Questions like these arise in Heroines of Innocence, Sheppard’s complex and ambitious show at Wilding Cran. Sheppard, born in Chicago, raised for a time in New York, and now based in Los Angeles, has a multivalent practice. He has produced songs for the group Dec 99th and worked as a music journalist and travel correspondent. Having attended the School of the Art Institute of Chicago, he brings his formidable intellect and passionate engagement to this series of acrylic, charcoal, and gold-leaf portraits of Black girls and women spending time together and offering themselves moments of contemplation or repose. Sheppard constructs these figures out of kinetic bursts of color, scrabbles of charcoal stick, and weeping drips of paint. While one worries that his images of women seabathing and childrearing will be read as multicultural updates of Mary Cassatt’s Madonna-child idylls or Berthe Morisot’s glass-gazing ladies, Sheppard employs radical sfumato, scrawls, leaks, a patchy or unfinished touch, and evocative titles to alert the viewer to his deeper meanings.

 

 

Such is the case, for example, with Magnetite, a portrayal of five girls, again in white dresses, forming a ring-around-the-rosie circle. They reach their arms toward each other and gold leaf graces their fingertips and necks. A deep black sky looms above them, indicating that night has fallen, and driblets of white paint fall from their shoes. Maybe the girls have been playing with such abandon that they failed to notice that it was dinnertime, and this painting celebrates the form of resistance that thinkers such as Kleaver Cruz describe as “Black joy.” Indeed, joy does exist in the painting—the gold glistens on the fingertips that extend to touch a friend. But a look to the title of the piece indicates that troubling emotions also wander into the scene, as magnetite is an astonishing triple substance, being magnetic iron ore, a material that is manufactured in a region of the brain associated with the development of memory, and a toxin: Magnetite reminds us that BIPOC people are brought together by a history that can help create culture and love, but that those same memories could also potentially kill us.

 

In Bond, a mother holds her infant child with great gentleness. The fears that may waft from Waves and Oxide do not seem as present here, particularly at first glance. A rejoicing emanates from the painting, as the mother bends her head toward her baby, and the baby itself is made of patches of gold leaf. The mother and child are composed of great dashes and hectic circles; Sheppard limns the mother’s hands so energetically that they look almost like scratches. The baby’s gold aura resonates within busy, messy outline sketches, so that we observe its body less than its radiant soul. In Paka (Cat), Sheppard continues to experiment with this kind of creation that verges on a dismantling. Here, he depicts an assured woman who sits on a chair that is both a gold throne and a vanity, while her gato watches on adoringly. Her hands delicately touch her body but also pour with loose paint, which dribbles down to the bottom of the canvas. Her breasts are designated by a huge, curly W, and more drips fall from her foot, her elbow, and the cat, as if we glimpsed her through a rain-splattered window. And in The Promise, a woman wearing a white dress and holding her infant child wanders past a lake where half-painted trees and bushes swirl and spatter in the background. Like in Bond, she stares down at her child and clutches the baby close. And like Paka (Cat) and Magnetite, her feet seep paint and threaten to come undone. 

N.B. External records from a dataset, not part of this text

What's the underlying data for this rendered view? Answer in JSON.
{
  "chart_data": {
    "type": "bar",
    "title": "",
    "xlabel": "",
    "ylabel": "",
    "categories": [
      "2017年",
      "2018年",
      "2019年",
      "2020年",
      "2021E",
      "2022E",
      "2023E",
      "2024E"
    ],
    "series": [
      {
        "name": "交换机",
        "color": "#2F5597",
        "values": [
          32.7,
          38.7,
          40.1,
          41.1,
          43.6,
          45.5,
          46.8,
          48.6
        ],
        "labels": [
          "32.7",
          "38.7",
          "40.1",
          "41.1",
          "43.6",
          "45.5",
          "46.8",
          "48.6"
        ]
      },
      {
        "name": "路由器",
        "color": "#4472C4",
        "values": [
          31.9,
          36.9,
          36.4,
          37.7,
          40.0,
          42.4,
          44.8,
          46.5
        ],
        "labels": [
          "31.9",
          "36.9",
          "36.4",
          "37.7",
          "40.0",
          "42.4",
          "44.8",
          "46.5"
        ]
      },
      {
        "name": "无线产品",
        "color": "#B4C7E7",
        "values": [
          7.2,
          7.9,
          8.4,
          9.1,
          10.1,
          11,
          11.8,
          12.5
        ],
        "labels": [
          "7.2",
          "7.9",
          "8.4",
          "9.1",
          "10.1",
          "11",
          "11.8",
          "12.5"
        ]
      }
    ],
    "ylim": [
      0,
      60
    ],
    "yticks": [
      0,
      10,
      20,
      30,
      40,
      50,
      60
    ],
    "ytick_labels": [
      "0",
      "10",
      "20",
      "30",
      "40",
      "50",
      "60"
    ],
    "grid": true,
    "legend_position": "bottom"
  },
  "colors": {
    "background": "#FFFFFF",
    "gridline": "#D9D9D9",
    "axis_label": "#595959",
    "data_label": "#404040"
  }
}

In an essay accompanying Wilding Cran’s exhibition materials, Kristina Kay Robinson reminds us (via Fred Moten) that any theory of aesthetics or ethics must begin with an “imagin[ing] of night time for the newly captured … [and fashioned] by contending with the expressions of the oppressed.” Looking at Sheppard’s work, we are made also to think of Walter Mignolo’s observation that “What decolonial artists want is not to create beautiful objects … but to create in order to decolonize sensibilities.” Sheppard conjures spaces where love, beauty, family, connection, play, harmony, and freedom exist, and are built with the tenacity and vibrancy that exists in the face of racist destruction and collapse. He reveals how these moments of tenderness and union must be wrenched from the forces of white supremacy, that sterile and ravenous brand of death.